Внутри оказалась точно такая же кукла, как и в видениях, посетивших ворожею в деревне. Деревянная кукла, лишенная лица и облаченная в красное подвенечное платьице.
— И что нам с этим делать? — растерянно спросил Добрыня.
— Ох, знала бы я… — неуверенно откликнулась ворожея. Не успела она договорить, как старый дровяник, будто бы жалобно охнув, дрогнул и рассыпался в щепки, сметенный одним могучим ударом. Что-то, плохо различимое в темноте, схватило Добрыню сзади, стремительно подняло в воздух и, приложив о землю, отбросило в сторону. Беспорядочно махая руками в воздухе, дружинник перелетел через двор и впечатался в бревенчатую стену сарая, оказавшегося на пути.

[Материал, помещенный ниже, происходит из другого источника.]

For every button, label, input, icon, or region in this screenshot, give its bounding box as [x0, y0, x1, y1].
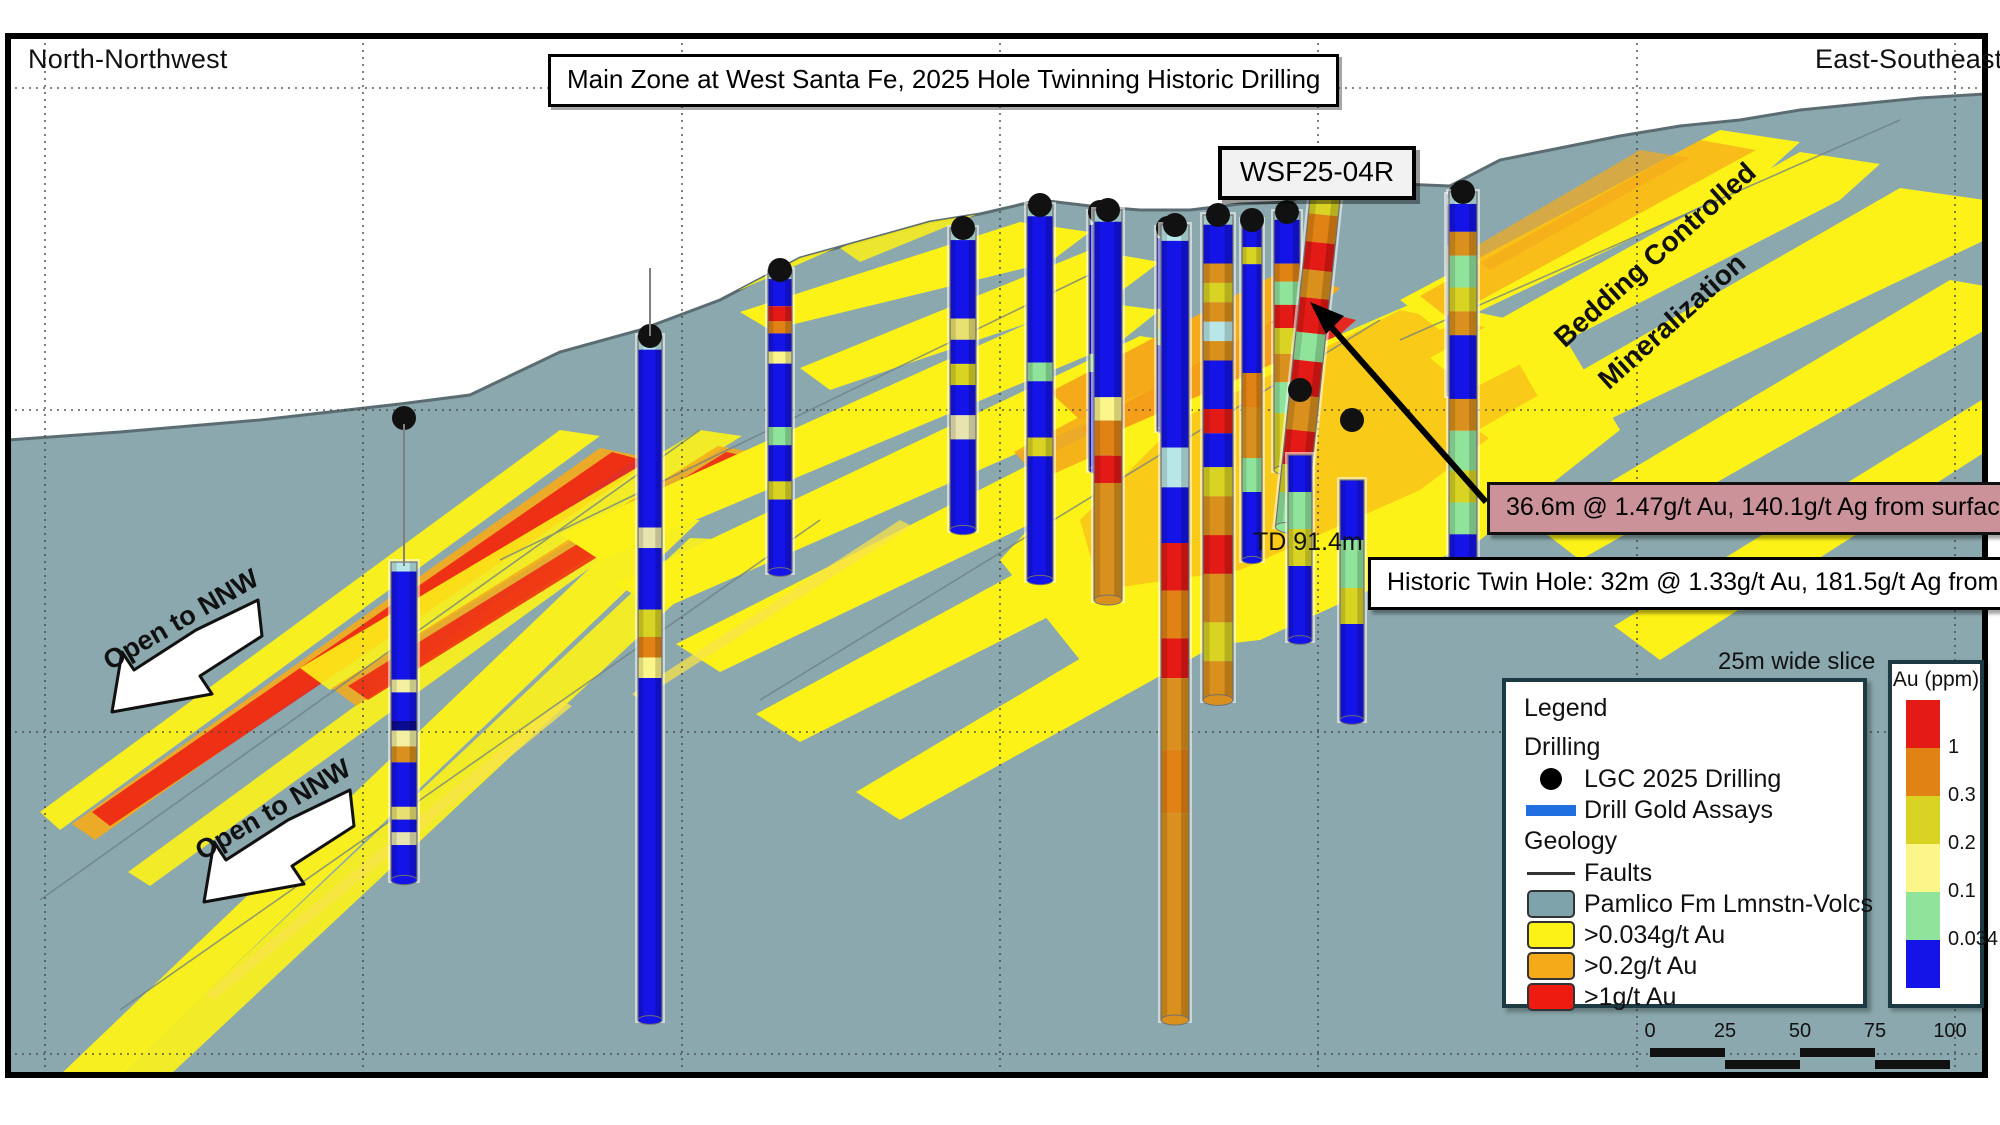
legend-item-faults: Faults: [1524, 858, 1863, 888]
drill-collar-marker: [1340, 408, 1364, 432]
scale-bar-tick-segment: [1800, 1048, 1875, 1057]
colorbar-segment: [1906, 844, 1940, 892]
drill-hole-trace: [1337, 477, 1367, 724]
colorbar-tick-label: 0.034: [1948, 928, 1998, 951]
scale-bar-label: 75: [1864, 1020, 1886, 1043]
legend-group-geology-title: Geology: [1524, 827, 1863, 856]
colorbar-tick-label: 0.2: [1948, 832, 1976, 855]
drill-collar-marker: [1240, 208, 1264, 232]
legend-item-au-1: >1g/t Au: [1524, 982, 1863, 1012]
drill-hole-trace: [1200, 212, 1236, 705]
legend-item-label: Pamlico Fm Lmnstn-Volcs: [1584, 890, 1873, 919]
colorbar-strip: [1906, 700, 1940, 988]
hole-id-label: WSF25-04R: [1218, 146, 1416, 200]
legend-heading: Legend: [1524, 694, 1863, 723]
legend-item-label: >0.2g/t Au: [1584, 952, 1697, 981]
au-colorbar-panel: Au (ppm) 10.30.20.10.034: [1888, 660, 1984, 1008]
drill-hole-trace: [1239, 217, 1265, 564]
legend-item-drill-gold-assays: Drill Gold Assays: [1524, 795, 1863, 825]
scale-bar-tick-segment: [1725, 1060, 1800, 1069]
scale-bar-label: 50: [1789, 1020, 1811, 1043]
pamlico-swatch-icon: [1524, 890, 1578, 918]
scale-bar-tick-segment: [1875, 1060, 1950, 1069]
new-intercept-callout: 36.6m @ 1.47g/t Au, 140.1g/t Ag from sur…: [1487, 482, 2000, 535]
drill-collar-marker: [951, 216, 975, 240]
drill-hole-trace: [388, 559, 420, 885]
figure-title: Main Zone at West Santa Fe, 2025 Hole Tw…: [548, 54, 1339, 107]
au-1-swatch-icon: [1524, 983, 1578, 1011]
drill-collar-marker: [1163, 213, 1187, 237]
colorbar-title: Au (ppm): [1892, 668, 1980, 692]
legend-item-label: >1g/t Au: [1584, 983, 1676, 1012]
compass-label-left: North-Northwest: [28, 44, 228, 75]
drill-hole-trace: [635, 333, 665, 1024]
drill-hole-trace: [1091, 207, 1125, 605]
scale-bar: 0255075100: [1650, 1020, 1970, 1080]
colorbar-segment: [1906, 700, 1940, 748]
drill-assay-bar-icon: [1524, 805, 1578, 816]
drill-collar-marker: [1288, 378, 1312, 402]
legend-item-label: Faults: [1584, 859, 1652, 888]
scale-bar-label: 0: [1644, 1020, 1655, 1043]
colorbar-segment: [1906, 796, 1940, 844]
compass-label-right: East-Southeast: [1815, 44, 2000, 75]
colorbar-segment: [1906, 748, 1940, 796]
legend-item-label: >0.034g/t Au: [1584, 921, 1725, 950]
slice-width-label: 25m wide slice: [1718, 648, 1875, 676]
total-depth-label: TD 91.4m: [1253, 528, 1363, 557]
cross-section-figure: North-Northwest East-Southeast Main Zone…: [0, 0, 2000, 1125]
colorbar-segment: [1906, 892, 1940, 940]
au-0034-swatch-icon: [1524, 921, 1578, 949]
legend-panel: Legend Drilling LGC 2025 Drilling Drill …: [1502, 678, 1867, 1008]
drill-collar-marker: [1206, 203, 1230, 227]
legend-item-pamlico-fm: Pamlico Fm Lmnstn-Volcs: [1524, 889, 1863, 919]
drill-collar-marker: [1275, 200, 1299, 224]
drill-hole-trace: [1446, 189, 1480, 595]
drill-hole-trace: [947, 225, 979, 535]
drill-collar-marker: [768, 258, 792, 282]
drill-hole-trace: [1024, 202, 1056, 585]
scale-bar-label: 100: [1933, 1020, 1966, 1043]
scale-bar-label: 25: [1714, 1020, 1736, 1043]
drill-collar-marker: [1451, 180, 1475, 204]
drill-collar-marker: [1028, 193, 1052, 217]
legend-group-drilling-title: Drilling: [1524, 733, 1863, 762]
drill-hole-trace: [1158, 222, 1192, 1025]
legend-item-au-0034: >0.034g/t Au: [1524, 920, 1863, 950]
colorbar-tick-label: 1: [1948, 736, 1959, 759]
fault-line-icon: [1524, 872, 1578, 875]
scale-bar-tick-segment: [1650, 1048, 1725, 1057]
legend-item-au-02: >0.2g/t Au: [1524, 951, 1863, 981]
au-02-swatch-icon: [1524, 952, 1578, 980]
legend-item-lgc-drilling: LGC 2025 Drilling: [1524, 764, 1863, 794]
colorbar-tick-label: 0.3: [1948, 784, 1976, 807]
lgc-drilling-dot-icon: [1524, 768, 1578, 790]
historic-intercept-callout: Historic Twin Hole: 32m @ 1.33g/t Au, 18…: [1368, 557, 2000, 610]
colorbar-tick-label: 0.1: [1948, 880, 1976, 903]
drill-hole-trace: [765, 267, 795, 576]
legend-item-label: Drill Gold Assays: [1584, 796, 1773, 825]
colorbar-segment: [1906, 940, 1940, 988]
legend-item-label: LGC 2025 Drilling: [1584, 765, 1781, 794]
drill-collar-marker: [1096, 198, 1120, 222]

Непонятно почему, вдруг вспыхнул труп Тихомира, поджигая остатки дровяника и выхватывая из мрака чудовищные очертания мерзкого создания, застывшего на самой границе света и тьмы. Должно быть, некогда оно и было тем самым мастером-кукольником, несчастной жертвой гнусного замысла чуждого всему живому кошмара, пришедшего из неведомой бездны, старого, как сама ткань реальности, безмерно голодного и движимого единственным желанием — уничтожить все, до чего только удастся дотянуться. Мало что в чудовище теперь напоминало о том, что некогда оно было живым человеком, ныне превратившегося в некое странное, уродливое подобие паука. Переломанное тело выгнулось грудью вверх, выставив неимоверно раздувшийся живот и вылезшие сквозь кожу обломки ребер. Ноги будто бы кто-то разрезал вдоль от паха до пят и вытянул так, чтобы каждая половина, обвитая ошметками плоти и лоскутами кожи, стала напоминать лапы насекомого. Увеличившийся до поистине гигантских размеров орган, размерами коего обычно безосновательно гордятся мужчины, покрытый сетью пульсирующих красных прожилок, обзавелся чем-то вроде скорпионьего жала и, извиваясь подобно змее, волочился следом за чудовищем. Многосуставчатые руки, каждый из пальцев которых превратился в острый изогнутый коготь, существо держало прижатыми к груди на манер богомола. Рот чудовища был открыт настолько широко, что верхняя часть головы запрокинулась назад, а из разверзшегося чрева, в окружении многочисленных, покрытых тягучей слюной саблевидных зубов, торчал огромный язык, усеянный отвратительными, бугрящимися наростами и кровоточащими язвами. Беспокойно покачиваясь из стороны в сторону, он будто бы ощупывал пространство перед собой.